It wasn’t me...

Continuing on the subject of “Forgive us as we forgive”

This line has been cause for much debate, at least in my religious experience.  It’s tossed around as indicating that God’s forgiveness is limited; or that God’s behaviour is controllable.  It’s used as an admonition against real human reactions.  And it’s difficult to really grasp.  In my view, it’s not a way of limiting God, it’s a way to stretch ourselves.  Like the injunction to love our neighbours as ourselves, our ability to forgive tells a lot about us.  How many times I’ve heard people say, “I’ll never forgive you for that!”  But doing that gives our tormentors to live on our peace of mind, while they go around unaware. It’s all covered beautifully in William Blake’s 1794 poem The Poison Tree. 

Serendipity is real. I encountered that poem earlier this week, and later, my lay minister dropped by, as he tends to do.  The reading that day was from the Gospel of Luke, the Sermon on the Plain, where we have the exhortation to “love your enemies, pray for those who hurt you.”  As we discussed this, it became clearer that it’s essential to forgive so that we can be free of the burden of hatred and enmity that can keep us from becoming the fully loving people that we’re intended to be. He asked, “Sonja, do you have people that you haven’t forgiven?”  and I do. There are people who hurt me years ago.  They have no place in my life, nor have they been present for many years.  But in telling about them the anger that I felt because of them is still fresh, and still bleeding. More recently, there are some who hurt me deeply, although that was mostly unintentional. I thought that I had packed that away,  but again the anger sprang up in vivid reality, so I will have to deal with it. There’s that beautiful, shiny apple!

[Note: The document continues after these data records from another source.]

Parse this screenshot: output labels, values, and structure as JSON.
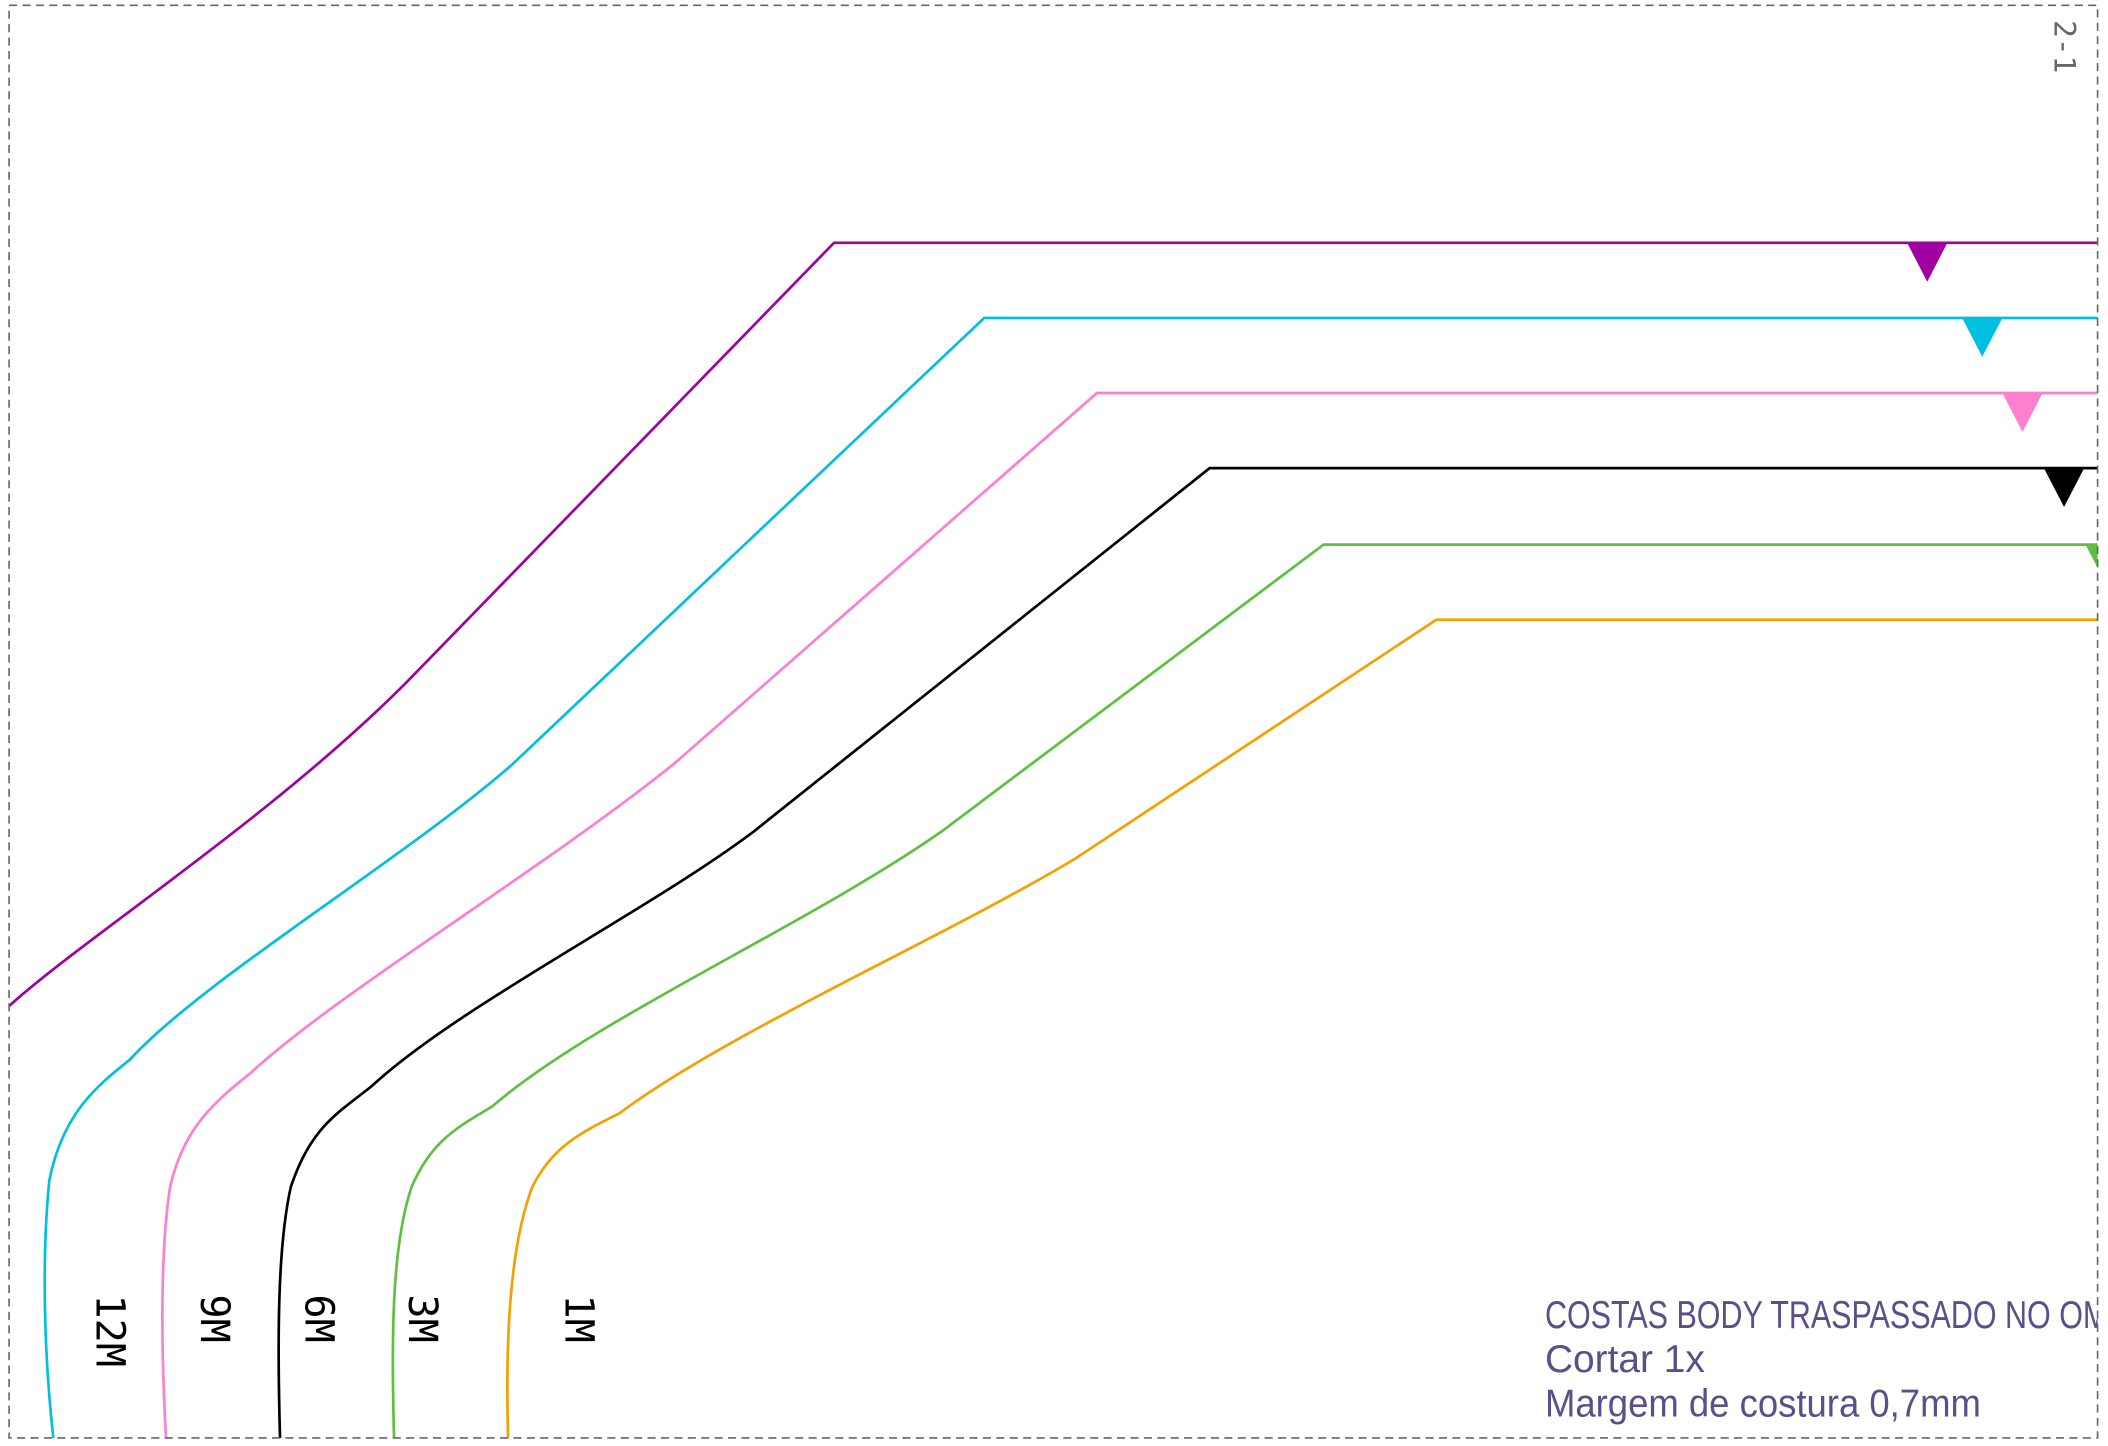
{
  "page_label": "2-1",
  "sizes": [
    "12M",
    "9M",
    "6M",
    "3M",
    "1M"
  ],
  "info": {
    "lines": [
      "COSTAS BODY TRASPASSADO NO OM",
      "Cortar 1x",
      "Margem de costura 0,7mm"
    ]
  }
}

Forgiveness frees me from the burden. The people who have hurt me are not in my life, or if they still are, their role is minimal. They neither know nor care that I still feel the rage that resulted from their actions. I do. And as long as I hold that anger, every time I’m in a similar situation, I may react unjustly. In some ways, it’s easiest to keep the anger and block out the forgiveness. I can justify it - I was hurt, badly. I was mistreated. I didn’t deserve that, and I must protect myself from opportunistic and malicious, or at least uncaring and callous people who can cause me more hurt. 

But, and back to the initial question, does my inability to forgive prevent me being forgiven by God?  Do I bind His hands so that I cannot receive forgiveness?  No. I’m of course open to correction, but I don’t believe that God goes out of the way to throw up obstacles against us being in a more perfect union with Him. Asking to be forgiven as I forgive is a constant reminder that I am frail and faulty, and very imperfect. I know that there are times when I surrender to the very human urge to bear a grudge. But the grudge-holding can shape my personality into being hard and unkind. Recognizing that, I am obligated to strive to be more like Christ, more Christian, and ask for the grace to pardon the hurt that I’ve received and therefore release the burden that I carry of anger, enmity and rancour.   It’s my choice whether I want to become the bitter, crabbed soul who rehashes a decades-old incident, pouring my energy into remembering every slight, every nuance of the interaction or whether I move on to recognize that I was hurt, that I should not allow myself to fall into that situation again and that the perpetrator has no more power over my peace of mind.

So my lay minister instructed me to dig deep and forgive those who hurt me.  He said that if possible I should tell them directly, but if I couldn’t (because they were dead or had left the country or were incapacitated) then I must say that I do forgive them.  Because I’m human, I said that it could take a while for that.  I was again reminded of the need to let go and trust God. That once I began to take the steps to forgive, and I remain open to love, then it will, in fact, happen that I will forgive.  After that conversation, I then had a short chat with my oldest friend who said exactly the same thing!  (See, Jo, I do listen!) She pushed me to talk to someone who hurt me, because holding it did nothing for either of us.

All that being said, I’m taking the first step.  I forgive those who inflicted me with some deep cuts so many years ago.  I will no longer justify holding on to that anger.  The more recent hurt, I also forgive those who caused it by their misguided judgement, and acknowledge that it was intended to be an act of kindness. And I forgive the people whose thoughtless words or actions made me feel inadequate, unimportant and unloved. If anyone thinks that they are the ones to whom I refer, please accept my forgiveness, and I will not hold a grudge against you. I ask God to grant me the grace that I need to fully release the hurt, and to help me heal.